4) Z ciasta uformować małe kulki o rozmiarze dwa razy mniejszym niż wgłębienia na orzeszki w specjalnej formie.
5) Formę dla orzeszków dobrze rozgrzać na średnim ogniu. Wszystkie wgłębienia w formie posmarować cienką warstwą oleju roślinnego za pomocą pędzla kulinarnego. W każde wgłębienie włożyć po kulce z ciasta.
6) Kulki przycisnąć drugą częścią formy i tak trzymać jeszcze przez pół minuty. Orzeszki smażyć po 1,5-2 minuty z każdej strony.
7) Gdy orzeszki się zarumienią, wtedy ostrożnie otworzyć formę. Starannie nożem oddzielić skrawki, obrócić formę nad talerzem i wytrząsnąć orzeszki na talerz. W ten sposób usmażyć wszystkie połówki orzeszków, smarując za każdym razem formę olejem. Gotowe połówki odstawić na bok do wystygnięcia.
8) Dla przygotowania kremu skondensowane mleko, masło, śmietanę i koniak umieścić w głębokiej misce lub czaszy miksera planetarnego i ubijać do rozjaśnienia się masy. Masa może wydawać się zbyt rzadka, ale tak powinno być. Jeśli ktoś czuje się niekomfortowo, pracując z taką masą, to może ją wstawić na godzinę do lodówki i wtedy ona zgęstnieje. Dzięki temu nadziewanie połówek będzie łatwiejsze.
9) Krawędzie każdej połówki orzeszka obetrzeć rękami, usuwając nierówności, które łatwo usunąć. Następnie każdą połówkę napełnić w 2/3 kremem, posmarować kremem miejsca styku i włożyć po orzechu włoskim w jedną z połówek całego kruchego orzeszka, a następnie ścisnąć obie połówki razem.

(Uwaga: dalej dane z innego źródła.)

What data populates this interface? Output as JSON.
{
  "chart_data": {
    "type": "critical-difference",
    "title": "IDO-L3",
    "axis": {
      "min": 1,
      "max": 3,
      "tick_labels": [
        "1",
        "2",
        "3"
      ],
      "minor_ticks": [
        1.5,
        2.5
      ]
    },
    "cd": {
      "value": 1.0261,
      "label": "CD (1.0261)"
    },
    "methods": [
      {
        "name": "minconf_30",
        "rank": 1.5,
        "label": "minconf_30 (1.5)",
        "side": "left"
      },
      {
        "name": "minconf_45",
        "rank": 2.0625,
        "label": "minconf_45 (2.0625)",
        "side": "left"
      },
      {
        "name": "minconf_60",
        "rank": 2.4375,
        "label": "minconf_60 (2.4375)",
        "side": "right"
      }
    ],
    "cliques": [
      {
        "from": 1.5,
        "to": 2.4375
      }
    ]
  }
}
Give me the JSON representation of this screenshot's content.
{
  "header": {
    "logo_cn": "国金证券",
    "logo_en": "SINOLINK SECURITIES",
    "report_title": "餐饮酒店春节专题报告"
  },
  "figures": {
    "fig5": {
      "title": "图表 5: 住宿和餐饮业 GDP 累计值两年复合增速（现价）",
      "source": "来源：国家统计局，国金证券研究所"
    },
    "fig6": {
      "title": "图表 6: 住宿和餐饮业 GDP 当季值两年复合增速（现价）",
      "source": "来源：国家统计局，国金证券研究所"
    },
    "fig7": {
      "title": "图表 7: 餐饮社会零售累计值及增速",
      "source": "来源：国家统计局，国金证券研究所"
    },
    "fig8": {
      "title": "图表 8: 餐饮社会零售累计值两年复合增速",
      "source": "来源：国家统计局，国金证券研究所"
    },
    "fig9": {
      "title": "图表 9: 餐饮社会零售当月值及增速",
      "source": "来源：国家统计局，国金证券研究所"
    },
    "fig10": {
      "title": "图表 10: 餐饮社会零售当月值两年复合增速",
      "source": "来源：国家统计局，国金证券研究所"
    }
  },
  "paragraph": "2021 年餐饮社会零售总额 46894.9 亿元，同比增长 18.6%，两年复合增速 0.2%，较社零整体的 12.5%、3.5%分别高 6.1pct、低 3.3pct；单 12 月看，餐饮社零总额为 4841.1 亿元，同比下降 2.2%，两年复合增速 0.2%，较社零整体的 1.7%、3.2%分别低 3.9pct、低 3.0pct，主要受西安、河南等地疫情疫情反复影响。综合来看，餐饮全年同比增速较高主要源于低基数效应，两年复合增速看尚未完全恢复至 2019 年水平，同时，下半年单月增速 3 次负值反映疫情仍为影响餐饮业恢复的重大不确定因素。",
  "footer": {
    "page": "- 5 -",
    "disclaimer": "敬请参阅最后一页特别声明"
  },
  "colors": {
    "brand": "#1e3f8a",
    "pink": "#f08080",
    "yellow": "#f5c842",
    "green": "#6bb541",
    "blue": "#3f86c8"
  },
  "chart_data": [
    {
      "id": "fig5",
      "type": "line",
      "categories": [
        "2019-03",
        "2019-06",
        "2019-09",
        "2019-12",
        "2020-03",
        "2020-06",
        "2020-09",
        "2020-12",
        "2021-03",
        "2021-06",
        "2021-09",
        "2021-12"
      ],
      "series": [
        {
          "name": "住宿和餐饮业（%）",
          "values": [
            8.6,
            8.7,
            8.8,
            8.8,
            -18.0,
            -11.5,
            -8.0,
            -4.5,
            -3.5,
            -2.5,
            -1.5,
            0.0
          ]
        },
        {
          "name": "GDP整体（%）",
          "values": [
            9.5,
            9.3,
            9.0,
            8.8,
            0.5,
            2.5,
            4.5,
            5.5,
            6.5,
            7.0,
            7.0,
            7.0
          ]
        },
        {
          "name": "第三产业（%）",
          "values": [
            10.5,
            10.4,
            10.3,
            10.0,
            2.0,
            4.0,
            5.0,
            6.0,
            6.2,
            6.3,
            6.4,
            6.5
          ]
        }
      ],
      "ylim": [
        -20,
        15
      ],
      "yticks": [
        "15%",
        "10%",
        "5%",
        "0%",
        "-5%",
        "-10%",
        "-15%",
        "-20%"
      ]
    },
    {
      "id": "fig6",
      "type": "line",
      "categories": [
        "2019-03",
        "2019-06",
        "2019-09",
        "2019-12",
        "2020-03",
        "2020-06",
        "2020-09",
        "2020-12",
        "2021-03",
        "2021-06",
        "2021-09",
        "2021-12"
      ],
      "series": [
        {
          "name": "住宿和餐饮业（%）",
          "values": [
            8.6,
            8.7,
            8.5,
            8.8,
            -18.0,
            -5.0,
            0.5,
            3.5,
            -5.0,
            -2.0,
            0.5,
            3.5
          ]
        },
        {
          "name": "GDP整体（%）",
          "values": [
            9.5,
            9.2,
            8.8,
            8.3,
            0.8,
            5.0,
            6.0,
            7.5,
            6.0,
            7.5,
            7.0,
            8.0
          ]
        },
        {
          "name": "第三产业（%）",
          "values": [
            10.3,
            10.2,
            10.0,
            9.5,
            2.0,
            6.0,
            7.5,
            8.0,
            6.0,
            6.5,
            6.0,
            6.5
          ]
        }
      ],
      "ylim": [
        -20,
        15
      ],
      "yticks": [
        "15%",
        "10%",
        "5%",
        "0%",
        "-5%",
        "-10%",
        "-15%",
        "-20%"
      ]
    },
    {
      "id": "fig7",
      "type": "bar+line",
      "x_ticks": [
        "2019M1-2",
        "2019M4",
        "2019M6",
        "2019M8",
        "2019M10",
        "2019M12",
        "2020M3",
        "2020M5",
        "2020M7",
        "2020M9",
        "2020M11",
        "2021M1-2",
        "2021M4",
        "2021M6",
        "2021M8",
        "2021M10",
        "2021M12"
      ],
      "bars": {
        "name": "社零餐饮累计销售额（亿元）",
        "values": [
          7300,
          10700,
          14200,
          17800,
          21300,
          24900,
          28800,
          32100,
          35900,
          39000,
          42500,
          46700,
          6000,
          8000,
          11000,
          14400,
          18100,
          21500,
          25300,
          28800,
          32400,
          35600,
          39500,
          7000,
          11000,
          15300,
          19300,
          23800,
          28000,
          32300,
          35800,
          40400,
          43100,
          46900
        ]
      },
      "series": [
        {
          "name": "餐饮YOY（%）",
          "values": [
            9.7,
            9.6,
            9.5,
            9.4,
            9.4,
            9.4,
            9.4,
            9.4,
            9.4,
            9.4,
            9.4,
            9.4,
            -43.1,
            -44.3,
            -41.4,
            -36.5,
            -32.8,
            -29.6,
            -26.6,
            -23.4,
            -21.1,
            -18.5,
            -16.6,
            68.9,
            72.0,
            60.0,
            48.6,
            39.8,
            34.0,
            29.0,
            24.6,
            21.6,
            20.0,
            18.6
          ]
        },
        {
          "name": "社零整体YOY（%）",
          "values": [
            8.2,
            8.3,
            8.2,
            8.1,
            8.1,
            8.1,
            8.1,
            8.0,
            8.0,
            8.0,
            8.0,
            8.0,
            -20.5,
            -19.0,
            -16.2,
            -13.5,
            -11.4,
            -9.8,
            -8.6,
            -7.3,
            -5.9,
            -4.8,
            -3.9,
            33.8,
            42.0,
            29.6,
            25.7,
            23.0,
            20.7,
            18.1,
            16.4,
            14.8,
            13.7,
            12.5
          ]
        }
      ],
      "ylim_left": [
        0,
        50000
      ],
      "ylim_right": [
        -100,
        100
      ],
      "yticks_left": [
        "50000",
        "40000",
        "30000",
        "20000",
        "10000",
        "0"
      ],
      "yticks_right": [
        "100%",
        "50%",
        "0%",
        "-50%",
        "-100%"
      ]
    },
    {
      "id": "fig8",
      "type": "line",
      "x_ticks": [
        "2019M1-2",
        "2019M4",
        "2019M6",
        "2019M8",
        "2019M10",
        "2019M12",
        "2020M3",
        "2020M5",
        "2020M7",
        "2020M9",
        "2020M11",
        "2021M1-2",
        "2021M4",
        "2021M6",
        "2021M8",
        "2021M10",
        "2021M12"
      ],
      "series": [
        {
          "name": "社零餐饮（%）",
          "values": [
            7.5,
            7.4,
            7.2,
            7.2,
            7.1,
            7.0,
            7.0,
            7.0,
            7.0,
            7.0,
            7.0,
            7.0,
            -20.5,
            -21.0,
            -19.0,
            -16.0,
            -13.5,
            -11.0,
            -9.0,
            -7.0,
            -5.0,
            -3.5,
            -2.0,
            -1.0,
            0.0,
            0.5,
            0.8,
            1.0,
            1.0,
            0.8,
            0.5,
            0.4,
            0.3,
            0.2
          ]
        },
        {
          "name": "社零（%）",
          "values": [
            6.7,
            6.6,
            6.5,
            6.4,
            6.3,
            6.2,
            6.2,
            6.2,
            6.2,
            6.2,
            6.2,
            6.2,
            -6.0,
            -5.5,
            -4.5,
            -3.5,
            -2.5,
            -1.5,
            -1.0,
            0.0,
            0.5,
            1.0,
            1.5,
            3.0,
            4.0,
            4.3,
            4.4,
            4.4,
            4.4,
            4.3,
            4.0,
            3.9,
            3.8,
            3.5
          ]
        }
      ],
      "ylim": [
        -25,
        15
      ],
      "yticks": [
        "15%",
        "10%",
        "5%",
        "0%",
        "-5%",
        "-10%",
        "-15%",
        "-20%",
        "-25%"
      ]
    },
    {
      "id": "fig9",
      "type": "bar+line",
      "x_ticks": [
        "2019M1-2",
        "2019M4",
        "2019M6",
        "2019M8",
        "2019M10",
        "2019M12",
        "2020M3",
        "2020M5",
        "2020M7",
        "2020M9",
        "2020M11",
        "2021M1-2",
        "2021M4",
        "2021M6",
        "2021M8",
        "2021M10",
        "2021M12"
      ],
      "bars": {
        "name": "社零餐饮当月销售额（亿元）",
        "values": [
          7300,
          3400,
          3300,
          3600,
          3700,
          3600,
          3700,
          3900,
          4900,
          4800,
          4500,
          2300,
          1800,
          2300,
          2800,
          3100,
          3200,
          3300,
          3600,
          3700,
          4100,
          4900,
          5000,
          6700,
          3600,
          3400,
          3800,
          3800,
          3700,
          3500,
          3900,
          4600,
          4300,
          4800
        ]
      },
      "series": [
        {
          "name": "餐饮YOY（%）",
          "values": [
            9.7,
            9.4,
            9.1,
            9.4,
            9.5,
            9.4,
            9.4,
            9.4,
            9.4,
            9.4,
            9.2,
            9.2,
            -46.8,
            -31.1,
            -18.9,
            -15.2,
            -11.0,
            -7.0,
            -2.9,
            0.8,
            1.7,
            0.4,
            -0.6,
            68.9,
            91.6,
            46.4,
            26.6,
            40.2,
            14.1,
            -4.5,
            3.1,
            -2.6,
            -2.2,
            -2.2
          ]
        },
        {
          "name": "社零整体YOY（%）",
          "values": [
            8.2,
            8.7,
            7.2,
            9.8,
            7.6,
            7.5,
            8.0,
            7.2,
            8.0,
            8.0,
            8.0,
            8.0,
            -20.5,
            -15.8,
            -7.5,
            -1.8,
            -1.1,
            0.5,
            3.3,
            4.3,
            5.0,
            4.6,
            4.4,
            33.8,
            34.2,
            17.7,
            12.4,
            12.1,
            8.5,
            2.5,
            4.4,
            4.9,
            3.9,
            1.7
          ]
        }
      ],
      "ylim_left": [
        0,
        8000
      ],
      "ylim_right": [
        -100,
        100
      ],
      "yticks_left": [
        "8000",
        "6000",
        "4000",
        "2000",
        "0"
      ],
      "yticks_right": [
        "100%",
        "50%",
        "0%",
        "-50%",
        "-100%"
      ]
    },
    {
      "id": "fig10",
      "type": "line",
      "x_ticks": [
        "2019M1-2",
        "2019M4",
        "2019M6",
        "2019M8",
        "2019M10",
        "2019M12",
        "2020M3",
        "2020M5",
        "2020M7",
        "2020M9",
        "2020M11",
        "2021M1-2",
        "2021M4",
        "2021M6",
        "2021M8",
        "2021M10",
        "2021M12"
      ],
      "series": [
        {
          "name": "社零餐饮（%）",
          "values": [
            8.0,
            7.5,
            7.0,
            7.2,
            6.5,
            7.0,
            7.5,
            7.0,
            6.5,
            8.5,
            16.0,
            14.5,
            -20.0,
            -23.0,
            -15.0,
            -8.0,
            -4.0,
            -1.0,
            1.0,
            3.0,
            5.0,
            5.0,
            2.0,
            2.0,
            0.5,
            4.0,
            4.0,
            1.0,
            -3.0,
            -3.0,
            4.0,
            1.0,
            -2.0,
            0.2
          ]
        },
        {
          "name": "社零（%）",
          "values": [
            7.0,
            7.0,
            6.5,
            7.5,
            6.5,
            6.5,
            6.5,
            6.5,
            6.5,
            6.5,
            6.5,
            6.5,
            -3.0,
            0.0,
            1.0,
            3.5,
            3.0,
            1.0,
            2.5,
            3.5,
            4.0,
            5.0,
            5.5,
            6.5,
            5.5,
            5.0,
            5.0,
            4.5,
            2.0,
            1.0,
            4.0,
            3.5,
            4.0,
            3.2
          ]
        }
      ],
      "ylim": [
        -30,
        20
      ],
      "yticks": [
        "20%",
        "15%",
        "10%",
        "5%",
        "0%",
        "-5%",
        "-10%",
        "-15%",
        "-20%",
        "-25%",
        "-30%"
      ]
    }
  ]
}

NB.: Nawet jeśli orzeszki nie wyglądają na pierwszy rzut oka ładnie, to nie wycierać ich od razu. Trzeba je włożyć na godzinę do lodówki, a następnie za pomocą papierowego ręcznika wytrzeć krawędzie.
10) Gotowe orzeszki posypać cukrem pudrem.
Dla równomiernego rozprowadzenia cukru pudru ja nanosiłam go za pomocą pędzelka kulinarnego.
Ciasteczka „orzeszki” przechowywać w szczelnie zamykanym pojemniku.
Smacznego!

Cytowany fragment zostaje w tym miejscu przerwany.